Sementara itu, Guru Besar Hukum Internasional Universitas Indonesia Hikmahanto Juwana mengatakan, tidak ditemukannya pemilik alat nirawak bawah laut itu memperkuat dugaan bahwa alat itu merupakan perangkat mata-mata. Dalam dunia intelijen, berbagai instrumen digunakan untuk bekerja secara senyap. Segala atribut yang berkaitan dengan afiliasi negara sengaja dihilangkan. Tujuannya agar tidak mudah terkuak dan tidak mudah dituding oleh negara lain saat alat ditemukan.
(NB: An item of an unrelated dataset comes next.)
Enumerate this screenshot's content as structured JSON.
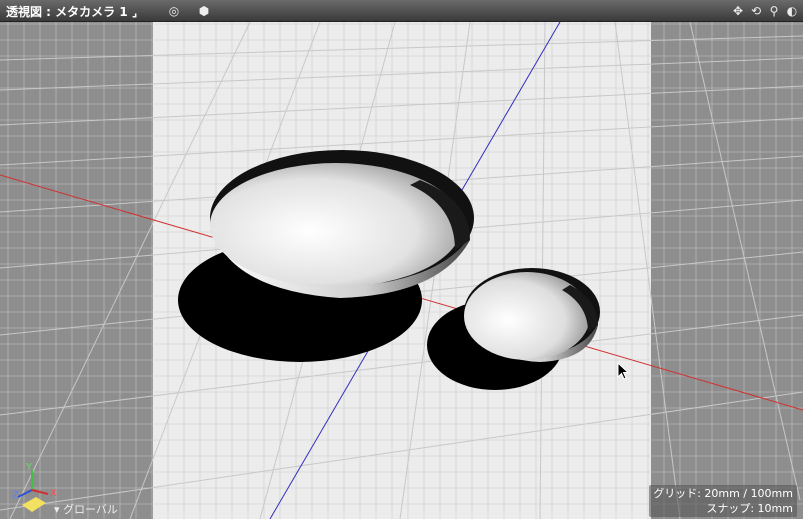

”Bahkan, bila agen intelijen yang terkuak melakukan tindakan mata-mata, negara tersebut tidak akan mengakui tindakannya,” kata Hikmahanto.
Dengan alasan itu, diperlukan kesabaran dan kecerdasan untuk mengungkap siapa pemilik seaglider tersebut. Bila kemampuan dalam negeri tidak memadai, Indonesia bisa meminta bantuan pakar dari luar negeri. Untuk memberikan gertakan, Kementerian Luar Negeri juga dapat membuat pernyataan keras. Apabila terkuak siapa pemilik alat tersebut, Indonesia tidak segan melakukan tindakan yang keras dan tegas.
Juru Bicara Kementerian Pertahanan Dahnil Anzar Simanjuntak mengatakan, meminta publik bersabar dengan penelitian alat nirawak tersebut. Pushidrosal TNI AL akan menindaklanjuti lebih jauh temuan tersebut. Menurut dia, Menhan Prabowo Subianto sejak awal berkomitmen untuk memperkuat pertahanan Indonesia. Menhan juga telah berkunjung ke sejumlah negara dengan tujuan mendapatkan alat utama sistem persenjataan (alutsista) terbaik untuk memperkuat pertahanan baik di matra darat, laut, maupun udara.